D'un coté le film démarre sur le fiasco d'une intervention à Athène par la France pour anéantir Abdelhamid Abaaoud à grand renfort de moyen d'espionnage de filature et d'opération coup de point et de l'autre Samia seule vigilante qui nous protège par son civisme. Là où Samia pensait avoir fait son travail après avoir raccroché le téléphone, elle découvre que sa confidence va lui faire prendre des risques bien plus élevés qu'elle ne le souhaitait. Tout citoyen français se retrouve ainsi naturellement dans la peau de Samia. Pour elle c'est évident, les terroristes sont là, il faut les cueillir. De l'autre la cellule anti-terroriste est proche de l'apoplexie. On se régale quand elle est d'abord surprise que l'on ait mis autant de temps à la rappeler alors qu'elle sait pertinemment où sont cachés les hommes les plus recherchés de France. On se rend compte que nous sommes tous détenteurs d'une part infime de liberté qui nous permet un monde libre.

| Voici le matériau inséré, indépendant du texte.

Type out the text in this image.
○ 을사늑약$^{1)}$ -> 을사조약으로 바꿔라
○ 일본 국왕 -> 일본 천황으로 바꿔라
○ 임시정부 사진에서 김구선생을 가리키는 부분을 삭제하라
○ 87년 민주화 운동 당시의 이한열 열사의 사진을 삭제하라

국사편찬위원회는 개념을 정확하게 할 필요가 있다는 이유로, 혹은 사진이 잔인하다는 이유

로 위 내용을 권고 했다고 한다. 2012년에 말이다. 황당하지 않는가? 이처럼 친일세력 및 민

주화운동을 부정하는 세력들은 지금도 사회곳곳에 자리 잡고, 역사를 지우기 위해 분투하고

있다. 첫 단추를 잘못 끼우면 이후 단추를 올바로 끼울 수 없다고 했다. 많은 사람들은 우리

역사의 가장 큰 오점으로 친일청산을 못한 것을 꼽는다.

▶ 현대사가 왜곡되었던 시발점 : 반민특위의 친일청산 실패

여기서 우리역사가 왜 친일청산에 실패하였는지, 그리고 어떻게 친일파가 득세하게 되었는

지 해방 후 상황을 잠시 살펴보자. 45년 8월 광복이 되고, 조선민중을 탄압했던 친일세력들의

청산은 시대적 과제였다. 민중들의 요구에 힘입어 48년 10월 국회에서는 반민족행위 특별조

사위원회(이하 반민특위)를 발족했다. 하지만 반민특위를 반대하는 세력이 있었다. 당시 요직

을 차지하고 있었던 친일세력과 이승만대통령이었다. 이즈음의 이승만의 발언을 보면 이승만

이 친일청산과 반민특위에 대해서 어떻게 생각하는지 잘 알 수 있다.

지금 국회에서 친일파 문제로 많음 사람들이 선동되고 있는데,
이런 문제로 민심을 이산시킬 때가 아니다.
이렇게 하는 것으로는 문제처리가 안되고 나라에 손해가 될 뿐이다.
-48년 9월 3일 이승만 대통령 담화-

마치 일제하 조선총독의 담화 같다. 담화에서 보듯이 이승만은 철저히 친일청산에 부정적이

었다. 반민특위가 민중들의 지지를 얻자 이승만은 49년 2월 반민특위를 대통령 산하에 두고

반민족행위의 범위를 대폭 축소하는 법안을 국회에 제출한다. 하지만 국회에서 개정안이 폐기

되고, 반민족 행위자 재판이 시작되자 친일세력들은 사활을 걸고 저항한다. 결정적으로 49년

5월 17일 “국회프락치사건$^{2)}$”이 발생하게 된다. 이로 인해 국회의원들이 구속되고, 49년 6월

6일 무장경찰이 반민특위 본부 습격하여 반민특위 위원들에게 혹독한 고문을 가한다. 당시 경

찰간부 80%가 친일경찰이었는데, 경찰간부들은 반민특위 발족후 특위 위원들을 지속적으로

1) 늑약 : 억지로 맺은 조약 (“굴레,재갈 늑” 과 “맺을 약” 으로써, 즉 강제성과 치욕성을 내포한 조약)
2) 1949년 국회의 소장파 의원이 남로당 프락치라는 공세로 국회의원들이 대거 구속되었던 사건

Samia porte le voile dans le film alors que Sonia (le nom de code de la vrai Samia) n'en portait pas elle s'en est indignée et je le comprends. Mais le cinéma à tous les droits. Ce que Sonia ne perçoit pas c'est que Samia est son trône. La tronie (mot néerlandais signifiant visage) est un genre distinctif de l'âge d'or de la peinture néerlandaise qui consiste à peindre le portrait d'une personne qui n'existe pas. Le seul enjeu de ce portrait n'est plus la ressemblance mais de saisir une expression, une volonté d'un personnage imaginaire. Vermeer s'est essayé à cet exercice et son trône le plus célèbre reste sans aucun doute La jeune fille à la perle. D'abord nommée La jeune fille au turban. Ce n'est pas un voile qu'il faut voir dans la représentation de Samia mais bel et bien cet élément exotique qu'est le turban indispensable à la construction du trône de Johannes Vermeer et de Cédric Jimenez.